‘Momentous’: US Supreme Court begins new session with full slate

2 Oct, 2017 17:58 / Updated 7 years ago

The US Supreme Court began its new session looking at a full slate of controversial cases, including freedom of religion and free expression, privacy in the age of the digital footprint, and partisan gerrymandering.

The court traditionally begins its annual session on the first Monday of October. Among the first cases before the nine Justices is a major clash between businesses and employees concerning the way to resolve disputes about pay, working conditions and other issues.

Arbitration or class-action suits

Employers want to be able to enforce a contract provision that forces workers with complaints to go to arbitration individually, rather than engage in class-action lawsuits. The employees say going it alone is too costly, makes it impossible to pool resources to hire a lawyer, and opens them to retaliation.

The case centers on Sheila Hobson, a former employee at a Murphy Oil USA gas station in Calera, Alabama, who objected to taking a survey of competitors’ gas prices that she said took 30 to 90 minutes a day – without pay – on her way to and from work.

Hobson is being backed by the National Labor Relations Board, which found that the requirement for individual arbitration violated federal labor laws. The case is National Labor Relations Board v. Murphy Oil USA, Inc, docket 16-307.

Bake me a cake

Another case to watch is docket 16-111, Masterpiece Cakeshop, Ltd. v. Colorado Civil Rights Commission. In 2012, a same-sex couple went to the bakery in Lakewood, Colorado, to order a cake for their upcoming wedding reception. The owner of the shop, Jack Phillips, told them that he was perfectly willing to sell them a cake off the shelf but he would not create a custom cake for them, based on his religious convictions. Phillips argues he does not create cakes for Halloween either.

The couple filed a discrimination claim with the Colorado Civil Rights Commission, charging Phillips had violated the state public accommodations law, which bars discrimination on the basis of sexual orientation.

The commission ruled in their favor, as did the state supreme court. Phillips appealed to the US Supreme Court.

Gerrymandering

Gill v. Whitford, docket 16-1161, is a case involving “extreme partisan gerrymandering.” The state of Wisconsin denies that the Republican legislature engaged in extreme redrawing of legislative district lines to perpetuate the party’s power.

The state also argues that, regardless of how partisan a gerrymander may be, the courts should stay out of such political questions. The court will hear the arguments in the case this week.

Privacy vs Technology

Later in the term, the court will hear Carpenter v.

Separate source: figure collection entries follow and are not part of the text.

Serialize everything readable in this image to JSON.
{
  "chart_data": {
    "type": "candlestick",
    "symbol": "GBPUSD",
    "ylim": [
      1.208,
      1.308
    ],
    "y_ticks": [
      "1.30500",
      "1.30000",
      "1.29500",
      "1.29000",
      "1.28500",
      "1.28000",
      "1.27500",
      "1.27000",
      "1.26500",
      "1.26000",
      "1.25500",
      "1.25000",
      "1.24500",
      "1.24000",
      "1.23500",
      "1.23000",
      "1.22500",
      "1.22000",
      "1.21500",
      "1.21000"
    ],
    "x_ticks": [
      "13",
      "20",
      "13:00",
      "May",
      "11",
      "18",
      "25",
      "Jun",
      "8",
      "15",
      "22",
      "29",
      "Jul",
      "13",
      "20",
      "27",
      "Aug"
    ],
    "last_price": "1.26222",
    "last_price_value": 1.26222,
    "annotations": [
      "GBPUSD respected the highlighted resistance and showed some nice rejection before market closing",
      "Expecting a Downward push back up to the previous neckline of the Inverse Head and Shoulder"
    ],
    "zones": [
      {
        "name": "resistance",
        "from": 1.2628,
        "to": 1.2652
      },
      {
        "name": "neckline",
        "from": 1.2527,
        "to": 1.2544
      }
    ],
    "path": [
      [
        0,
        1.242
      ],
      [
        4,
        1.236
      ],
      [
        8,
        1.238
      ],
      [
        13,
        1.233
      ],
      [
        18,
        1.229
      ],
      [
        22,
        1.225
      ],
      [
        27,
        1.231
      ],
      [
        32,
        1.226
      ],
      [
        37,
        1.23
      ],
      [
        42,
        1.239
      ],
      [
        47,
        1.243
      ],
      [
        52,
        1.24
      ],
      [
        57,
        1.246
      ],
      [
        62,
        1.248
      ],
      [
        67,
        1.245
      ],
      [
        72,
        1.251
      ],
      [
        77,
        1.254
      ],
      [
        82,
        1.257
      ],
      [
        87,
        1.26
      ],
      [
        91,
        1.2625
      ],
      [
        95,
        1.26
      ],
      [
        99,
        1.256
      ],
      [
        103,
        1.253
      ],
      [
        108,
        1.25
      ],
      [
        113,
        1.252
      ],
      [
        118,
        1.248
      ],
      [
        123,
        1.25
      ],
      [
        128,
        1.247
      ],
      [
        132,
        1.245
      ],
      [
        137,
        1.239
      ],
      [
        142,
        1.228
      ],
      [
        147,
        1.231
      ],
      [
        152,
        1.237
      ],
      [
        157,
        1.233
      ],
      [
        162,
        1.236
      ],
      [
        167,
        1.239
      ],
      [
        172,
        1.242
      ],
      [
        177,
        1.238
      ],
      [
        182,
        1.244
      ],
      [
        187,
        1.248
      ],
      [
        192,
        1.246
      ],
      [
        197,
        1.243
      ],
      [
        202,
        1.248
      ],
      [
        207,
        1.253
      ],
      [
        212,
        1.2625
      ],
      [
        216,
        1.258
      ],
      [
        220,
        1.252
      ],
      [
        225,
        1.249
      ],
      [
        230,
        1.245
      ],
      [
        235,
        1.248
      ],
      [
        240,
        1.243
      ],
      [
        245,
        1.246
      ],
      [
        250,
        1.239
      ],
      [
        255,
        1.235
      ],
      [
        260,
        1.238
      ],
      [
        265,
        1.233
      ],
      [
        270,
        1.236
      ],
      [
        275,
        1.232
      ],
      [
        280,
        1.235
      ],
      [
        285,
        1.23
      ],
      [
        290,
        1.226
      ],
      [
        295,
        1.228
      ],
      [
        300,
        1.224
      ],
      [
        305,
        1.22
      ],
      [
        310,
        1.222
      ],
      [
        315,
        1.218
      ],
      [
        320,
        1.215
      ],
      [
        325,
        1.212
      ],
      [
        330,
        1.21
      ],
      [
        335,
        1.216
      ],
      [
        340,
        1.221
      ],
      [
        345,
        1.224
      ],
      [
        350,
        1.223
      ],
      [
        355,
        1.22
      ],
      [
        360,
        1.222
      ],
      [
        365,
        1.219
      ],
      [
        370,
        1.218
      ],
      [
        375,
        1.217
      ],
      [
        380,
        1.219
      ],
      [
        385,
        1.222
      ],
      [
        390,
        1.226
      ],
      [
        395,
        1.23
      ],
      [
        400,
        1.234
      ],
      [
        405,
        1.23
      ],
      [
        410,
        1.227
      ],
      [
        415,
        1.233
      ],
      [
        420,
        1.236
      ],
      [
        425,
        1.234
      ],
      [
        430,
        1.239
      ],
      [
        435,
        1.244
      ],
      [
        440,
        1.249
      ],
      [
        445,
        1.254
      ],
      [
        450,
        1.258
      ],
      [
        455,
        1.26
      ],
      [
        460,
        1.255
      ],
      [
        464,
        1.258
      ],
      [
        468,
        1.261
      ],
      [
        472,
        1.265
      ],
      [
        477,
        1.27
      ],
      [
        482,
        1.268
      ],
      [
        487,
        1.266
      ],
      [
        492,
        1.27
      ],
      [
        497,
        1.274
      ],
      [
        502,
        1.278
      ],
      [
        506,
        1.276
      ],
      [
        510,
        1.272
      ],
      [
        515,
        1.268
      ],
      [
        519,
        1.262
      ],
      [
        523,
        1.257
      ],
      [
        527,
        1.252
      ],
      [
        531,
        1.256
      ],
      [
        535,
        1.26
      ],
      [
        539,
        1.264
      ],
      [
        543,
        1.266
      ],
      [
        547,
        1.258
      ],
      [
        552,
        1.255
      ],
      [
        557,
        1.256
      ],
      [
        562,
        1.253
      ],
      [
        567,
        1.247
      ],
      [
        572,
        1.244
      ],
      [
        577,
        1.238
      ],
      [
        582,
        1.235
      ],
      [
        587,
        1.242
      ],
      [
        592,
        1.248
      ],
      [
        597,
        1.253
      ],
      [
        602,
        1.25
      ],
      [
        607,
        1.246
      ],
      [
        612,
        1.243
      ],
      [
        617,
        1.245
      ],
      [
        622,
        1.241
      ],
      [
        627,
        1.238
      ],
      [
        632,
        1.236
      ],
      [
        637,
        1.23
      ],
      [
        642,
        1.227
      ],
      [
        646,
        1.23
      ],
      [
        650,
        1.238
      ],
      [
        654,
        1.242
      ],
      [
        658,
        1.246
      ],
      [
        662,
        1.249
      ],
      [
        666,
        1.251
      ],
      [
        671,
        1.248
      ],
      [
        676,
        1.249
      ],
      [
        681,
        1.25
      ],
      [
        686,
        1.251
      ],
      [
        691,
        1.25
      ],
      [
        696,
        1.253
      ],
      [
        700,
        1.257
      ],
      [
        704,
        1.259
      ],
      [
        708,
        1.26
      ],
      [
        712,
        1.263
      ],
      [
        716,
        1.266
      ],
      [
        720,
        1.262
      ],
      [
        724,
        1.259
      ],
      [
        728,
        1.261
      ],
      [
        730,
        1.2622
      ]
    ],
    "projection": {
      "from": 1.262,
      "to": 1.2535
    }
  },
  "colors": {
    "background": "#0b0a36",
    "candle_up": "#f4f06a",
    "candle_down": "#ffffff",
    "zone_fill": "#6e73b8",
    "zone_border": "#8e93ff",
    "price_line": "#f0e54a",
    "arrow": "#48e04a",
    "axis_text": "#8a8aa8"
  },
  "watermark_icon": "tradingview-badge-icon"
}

United States (docket 16-402), a privacy-versus-technology case. At stake is whether law enforcement has to obtain a search warrant in order to get a cell site location information that, in this case, led to the apprehension and conviction of an armed burglary ring.

Cell phone providers retain general location information for calls made and received. Police have been able to get the general location information by obtaining a court order for the company’s business records, which is much easier to acquire than a search warrant.

The outcome will determine “whether tiny drones can fly in the air and follow us from door to door and reconstruct our movements for a month, whether other forms of ubiquitous surveillance are permissible,” George Washington University law professor Jeffrey Rosen told NPR.

It will be ‘momentous’

Also under review will be whether federal law banning sports betting unconstitutionally commandeers the states into carrying out a federal mandate.

There are a variety of challenges to the labor movement and labor unions, among them whether public employees who choose not to join a union have a First Amendment right to avoid paying dues supporting collective bargaining.

One case that has been canceled was the October 10 argument over the Trump administration’s travel ban, after the president announced a new policy last week that differs from the one the justices had decided to review.

“There’s only one prediction that’s entirely safe of the upcoming term, and that is it will be momentous,” Justice Ruth Bader Ginsburg said at an event last week, according to Fox News.